Dem Vorbringen der weiteren sofortigen Beschwerde ist zudem darin zuzustimmen, dass das Landgericht es rechtsfehlerhaft unterlassen hat, den Betroffenen anzuhören und sich von ihm einen persönlichen Eindruck zu verschaffen. Der Senat hat vielfach entschieden, dass die Verpflichtung, die Betroffene persönlich anzuhören, nicht nur für die erste Tatsacheninstanz, sondern auch für das Beschwerdegericht gilt. Die persönliche Anhörung soll das rechtliche Gehör und eine sorgfältige Sachaufklärung gewährleisten, indem sich das zur Entscheidung berufene Gericht den für seine Entscheidung bedeutsamen unmittelbaren Eindruck von dem Betroffenen verschafft.

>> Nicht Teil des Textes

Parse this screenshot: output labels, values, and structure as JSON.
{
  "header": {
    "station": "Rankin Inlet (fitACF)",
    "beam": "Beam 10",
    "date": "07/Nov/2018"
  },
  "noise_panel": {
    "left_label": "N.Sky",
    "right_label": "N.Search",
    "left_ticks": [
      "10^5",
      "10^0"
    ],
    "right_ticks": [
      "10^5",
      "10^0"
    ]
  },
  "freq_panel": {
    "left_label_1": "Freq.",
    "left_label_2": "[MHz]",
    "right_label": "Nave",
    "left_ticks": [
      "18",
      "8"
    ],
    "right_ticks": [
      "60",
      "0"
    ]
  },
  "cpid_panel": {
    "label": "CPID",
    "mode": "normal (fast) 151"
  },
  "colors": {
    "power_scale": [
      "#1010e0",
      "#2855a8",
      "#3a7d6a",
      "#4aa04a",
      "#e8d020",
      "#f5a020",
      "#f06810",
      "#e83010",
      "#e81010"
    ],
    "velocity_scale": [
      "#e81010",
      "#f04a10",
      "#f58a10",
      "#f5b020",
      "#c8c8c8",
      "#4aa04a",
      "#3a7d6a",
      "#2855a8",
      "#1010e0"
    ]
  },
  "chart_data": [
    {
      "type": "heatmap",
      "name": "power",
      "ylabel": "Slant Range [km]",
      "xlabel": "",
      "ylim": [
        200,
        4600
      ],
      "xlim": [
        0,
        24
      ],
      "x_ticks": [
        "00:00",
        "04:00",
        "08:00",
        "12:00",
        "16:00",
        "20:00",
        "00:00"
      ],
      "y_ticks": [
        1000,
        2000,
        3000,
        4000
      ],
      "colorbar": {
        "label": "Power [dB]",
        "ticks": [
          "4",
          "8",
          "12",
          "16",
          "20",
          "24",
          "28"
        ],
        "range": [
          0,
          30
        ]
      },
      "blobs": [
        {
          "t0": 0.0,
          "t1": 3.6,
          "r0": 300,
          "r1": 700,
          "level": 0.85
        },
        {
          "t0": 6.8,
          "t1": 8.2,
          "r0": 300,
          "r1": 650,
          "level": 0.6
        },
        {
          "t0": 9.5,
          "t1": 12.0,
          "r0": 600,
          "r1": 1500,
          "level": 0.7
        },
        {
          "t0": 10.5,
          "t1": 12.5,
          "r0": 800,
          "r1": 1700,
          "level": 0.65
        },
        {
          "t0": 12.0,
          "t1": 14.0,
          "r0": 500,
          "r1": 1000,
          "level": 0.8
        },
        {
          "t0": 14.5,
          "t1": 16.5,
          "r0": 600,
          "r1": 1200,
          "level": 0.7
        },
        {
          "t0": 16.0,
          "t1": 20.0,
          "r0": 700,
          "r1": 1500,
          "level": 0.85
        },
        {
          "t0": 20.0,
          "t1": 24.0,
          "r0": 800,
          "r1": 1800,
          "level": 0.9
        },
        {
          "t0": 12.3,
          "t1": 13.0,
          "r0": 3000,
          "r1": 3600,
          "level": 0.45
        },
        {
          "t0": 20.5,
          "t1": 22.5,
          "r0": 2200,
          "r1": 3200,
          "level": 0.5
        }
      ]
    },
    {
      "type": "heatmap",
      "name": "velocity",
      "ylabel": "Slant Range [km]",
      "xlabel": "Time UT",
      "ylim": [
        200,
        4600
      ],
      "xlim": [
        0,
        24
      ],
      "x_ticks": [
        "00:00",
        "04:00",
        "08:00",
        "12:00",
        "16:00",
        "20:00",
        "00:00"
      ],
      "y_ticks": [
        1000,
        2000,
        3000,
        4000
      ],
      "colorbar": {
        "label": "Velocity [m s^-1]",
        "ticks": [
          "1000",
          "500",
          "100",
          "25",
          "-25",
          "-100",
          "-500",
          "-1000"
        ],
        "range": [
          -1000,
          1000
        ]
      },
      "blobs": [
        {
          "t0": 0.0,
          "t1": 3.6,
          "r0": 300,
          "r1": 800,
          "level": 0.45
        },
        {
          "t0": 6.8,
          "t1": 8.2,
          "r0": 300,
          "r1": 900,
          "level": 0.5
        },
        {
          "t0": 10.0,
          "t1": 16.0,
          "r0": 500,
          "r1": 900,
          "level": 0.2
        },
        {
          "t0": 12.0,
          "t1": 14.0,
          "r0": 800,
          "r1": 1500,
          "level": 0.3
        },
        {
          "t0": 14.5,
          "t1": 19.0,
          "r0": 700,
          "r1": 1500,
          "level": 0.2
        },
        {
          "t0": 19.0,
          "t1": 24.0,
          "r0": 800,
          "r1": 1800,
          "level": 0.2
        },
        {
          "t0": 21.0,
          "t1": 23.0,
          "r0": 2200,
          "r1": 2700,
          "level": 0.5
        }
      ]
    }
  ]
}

Auch die Wiederholung der persönlichen Anhörung eines Betroffenen in Abschiebehaftsachen im Beschwerdeverfahren ist insbesondere im Hinblick auf die Schwere des freiheitsentziehenden Eingriffes in aller Regel geboten. Auch der Umstand, dass die Beschwerdebegründung sich vordergründig nur auf rechtliche Aspekte stützt, führt nicht zu einer anderen Beurteilung. Im Beschwerdeverfahren ist die angefochtene Entscheidung in vollem Umfang und nicht nur hinsichtlich der mit der Beschwerde geltend gemachten Aspekte zu überprüfen (vgl. Sternal in Keidel/Kuntze/Winkler, 15. Aufl., § 25, Rdnr.6 ff.). Dies gilt im vorliegenden Fall umso mehr, als es hier ganz ersichtlich (vgl. Ausführungen im Antrag der Beteiligten von 29. Oktober 2003, Bl.2 X d.A.) entscheidend darauf ankommt, ob der Betroffenen nach Maßgabe des § 1 AufenthG/EWG Freizügigkeitsberechtigter ist oder nicht. Sollte das nämlich der Fall sein, würde gemäß § 12 Abs.9 AufentG/EWG § 72 Abs. 1 AuslG keine Anwendung finden, so dass dem von dem Betroffenen gegen den Ausweisungsbescheid eingelegten Widerspruch aufschiebende Wirkung zukäme. Ob der Betroffene jedoch Freizügigkeitsberechtigter i.S. von § 1 AufentG/EWG ist oder nicht, hängt - worauf der Betroffene in der Begründung seiner weiteren sofortigen Beschwerde zu Recht hinweist - davon ab, ob z.B. der Betroffene arbeitssuchend war oder ob er z.B. regelmäßige Unterhaltsleistungen seiner in Deutschland lebenden Mutter erhalten hat. Der bisher aus der Akte ersichtliche Sachverhalt reicht für Feststellungen zu diesen Fragen nicht aus. Aus dem Antrag der Beteiligten ergeben sich zu diesen Fragen keinerlei tatsächliche Feststellungen. Zu diesem Aspekt ist der Betroffene in seiner Anhörung vor dem Amtsgericht Hannover auch nicht befragt worden.

5

4.

Um der 28. Zivilkammer des Landgerichts die Gelegenheit zu geben, die weiteren notwendigen Ermittlungen nachzuholen und sodann auf ausreichender Tatsachengrundlage erneut zu entscheiden, ist die angefochtenen Entscheidung aufzuheben und das Verfahren zurückzuverweisen.

6

III.

Aus dem Vorstehenden zu Ziffer II folgt schließlich, dass dem Betroffenen für das Verfahren der weiteren sofortigen Beschwerde Prozesskostenhilfe zu bewilligen ist.